VI. PRIMER CARGO Acusa la sentencia recurrida de haber incurrido en una «…violación directa por “infracción directa” del Decreto 2351 de 1965, numeral 8, Terminación del Contrato sin justa causa, Artículo 64, 65 y 66 del C.S.T.» En desarrollo del cargo, alega que en este caso se ejecutó un despido sin justa causa, en la medida en que estuvo precedido de un proceso disciplinario en el que se quebrantó el debido proceso del actor, no se escucharon sus descargos y no fue convocado el Comité Paritario previsto en la convención colectiva de trabajo.

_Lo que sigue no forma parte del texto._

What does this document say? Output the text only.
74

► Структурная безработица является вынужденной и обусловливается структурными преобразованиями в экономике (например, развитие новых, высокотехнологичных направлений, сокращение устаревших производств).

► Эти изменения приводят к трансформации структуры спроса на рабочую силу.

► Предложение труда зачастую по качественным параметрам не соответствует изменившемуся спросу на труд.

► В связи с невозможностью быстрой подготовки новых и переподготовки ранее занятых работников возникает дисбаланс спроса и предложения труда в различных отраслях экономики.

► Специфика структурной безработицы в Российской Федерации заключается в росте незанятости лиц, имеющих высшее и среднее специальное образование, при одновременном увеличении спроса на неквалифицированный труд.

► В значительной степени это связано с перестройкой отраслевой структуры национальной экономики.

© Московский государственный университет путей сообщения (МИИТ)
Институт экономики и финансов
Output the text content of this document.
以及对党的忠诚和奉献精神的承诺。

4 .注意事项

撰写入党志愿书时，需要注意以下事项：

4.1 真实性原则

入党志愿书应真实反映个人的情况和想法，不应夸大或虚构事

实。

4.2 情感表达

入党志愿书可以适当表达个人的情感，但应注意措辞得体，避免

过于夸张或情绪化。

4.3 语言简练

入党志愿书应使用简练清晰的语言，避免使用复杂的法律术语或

Dice también que los juzgadores de instancia no evaluaron el testimonio del señor Ricardo Aristóbulo Nope Pava, sobre la falta de convocatoria del referido comité, además de que obviaron el hecho de que el demandante se había ausentado de su sitio de trabajo para almorzar, «…algo necesario para el ser humano para poder sobrevivir…» Por otra parte, sostiene que la demandada no le pagó al actor en forma completa las prestaciones sociales, en el momento de la finalización del contrato de trabajo, ni le practicó el examen médico de retiro, por lo que procede el pago de la indemnización moratoria, además de que, por haber perdurado la relación laboral durante más de 20 años y haberse terminado sin justa causa, debe ordenarse el reintegro del trabajador.
VII. RÉPLICA Advierte que el cargo no cumple los requisitos formales legales y, por lo mismo, debe ser rechazado por la Corte. En tal sentido, subraya que la censura deja libre de ataque la consideración del Tribunal relacionada con que la demostración de la justa causa de despido estaba por fuera de debate y se centra en el análisis de pruebas no calificadas, dentro de un discurso más parecido a un alegato de instancia. VIII.

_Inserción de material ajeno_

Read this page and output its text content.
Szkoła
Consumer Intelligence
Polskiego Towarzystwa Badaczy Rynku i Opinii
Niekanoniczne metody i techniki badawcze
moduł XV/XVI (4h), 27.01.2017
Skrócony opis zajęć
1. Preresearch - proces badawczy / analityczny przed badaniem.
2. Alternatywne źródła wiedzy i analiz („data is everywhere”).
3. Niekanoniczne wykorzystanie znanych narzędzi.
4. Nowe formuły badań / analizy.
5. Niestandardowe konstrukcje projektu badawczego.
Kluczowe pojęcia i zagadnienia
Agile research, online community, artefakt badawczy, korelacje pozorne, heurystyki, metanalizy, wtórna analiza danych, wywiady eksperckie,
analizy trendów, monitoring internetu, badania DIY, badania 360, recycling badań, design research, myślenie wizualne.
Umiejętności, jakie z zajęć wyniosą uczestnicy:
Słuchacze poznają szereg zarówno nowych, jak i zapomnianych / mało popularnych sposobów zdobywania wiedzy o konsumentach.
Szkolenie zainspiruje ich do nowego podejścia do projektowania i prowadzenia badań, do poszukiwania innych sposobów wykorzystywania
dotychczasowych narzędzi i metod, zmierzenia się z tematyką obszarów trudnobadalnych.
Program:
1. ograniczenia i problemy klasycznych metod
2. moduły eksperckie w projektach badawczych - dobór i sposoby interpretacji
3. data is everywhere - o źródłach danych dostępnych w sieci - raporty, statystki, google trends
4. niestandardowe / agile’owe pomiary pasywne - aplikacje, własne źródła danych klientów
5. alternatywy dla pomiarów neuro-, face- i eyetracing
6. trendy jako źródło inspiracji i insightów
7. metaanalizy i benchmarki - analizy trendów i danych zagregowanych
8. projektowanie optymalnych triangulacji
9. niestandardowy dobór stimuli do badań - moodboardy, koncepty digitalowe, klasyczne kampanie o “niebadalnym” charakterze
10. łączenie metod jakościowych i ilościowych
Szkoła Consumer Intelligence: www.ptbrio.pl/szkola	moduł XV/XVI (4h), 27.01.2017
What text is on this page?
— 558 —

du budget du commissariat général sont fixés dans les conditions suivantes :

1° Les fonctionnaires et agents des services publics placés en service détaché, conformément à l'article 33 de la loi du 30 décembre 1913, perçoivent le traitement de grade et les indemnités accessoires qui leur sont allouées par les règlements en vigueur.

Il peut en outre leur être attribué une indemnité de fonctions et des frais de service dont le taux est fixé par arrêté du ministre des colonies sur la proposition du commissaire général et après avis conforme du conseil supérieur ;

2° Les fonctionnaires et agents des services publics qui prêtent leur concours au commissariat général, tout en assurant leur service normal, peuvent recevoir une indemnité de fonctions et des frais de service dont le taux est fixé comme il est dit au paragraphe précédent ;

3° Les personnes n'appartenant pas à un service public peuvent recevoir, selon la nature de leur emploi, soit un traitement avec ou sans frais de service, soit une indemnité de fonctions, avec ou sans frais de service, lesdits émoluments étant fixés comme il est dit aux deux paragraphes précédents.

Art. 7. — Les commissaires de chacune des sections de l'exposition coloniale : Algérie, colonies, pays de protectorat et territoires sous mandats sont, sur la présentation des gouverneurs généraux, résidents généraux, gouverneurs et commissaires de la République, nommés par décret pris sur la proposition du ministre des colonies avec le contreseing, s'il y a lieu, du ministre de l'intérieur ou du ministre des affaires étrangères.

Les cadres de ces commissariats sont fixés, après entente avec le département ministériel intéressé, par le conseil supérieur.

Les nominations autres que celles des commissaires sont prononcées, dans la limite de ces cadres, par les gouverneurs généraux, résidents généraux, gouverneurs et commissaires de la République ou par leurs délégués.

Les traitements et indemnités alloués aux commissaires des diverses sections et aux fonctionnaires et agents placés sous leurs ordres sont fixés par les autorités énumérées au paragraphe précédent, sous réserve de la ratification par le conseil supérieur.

SEGUNDO CARGO Acusa la sentencia recurrida de haber incurrido en una «…violación directa por “infracción directa” a los Artículos 62, 63 del C.S.T. numeral 5 del artículo 8 del decreto 2351 de 1965 y Ley 50 de 1990.» En desarrollo del cargo, la censura expone que: «…con la entrada en vigencia de la ley 50 de 1990, se dejó proscrita la acción de reintegro, siendo viable única y exclusivamente para los trabajadores que al 1º de enero de 1991, fecha en que entro (sic) a regir la citada ley, llevara mas (sic) de diez (10) años de servicios continuos para la misma empleadora.» «…aparece probado que el vinculo (sic) laboral que ato (sic) a las partes se rigió por un contrato laboral con vigencia a partir del 8 de octubre de 1982, lo que significa que para la data en que entró a regir la ley 50 de 1990, el extrabajador contaba con los diez (10) años de continuos (sic) que consagra la ley, por lo tanto la acción de reintegro está llamada a prosperar.» IX.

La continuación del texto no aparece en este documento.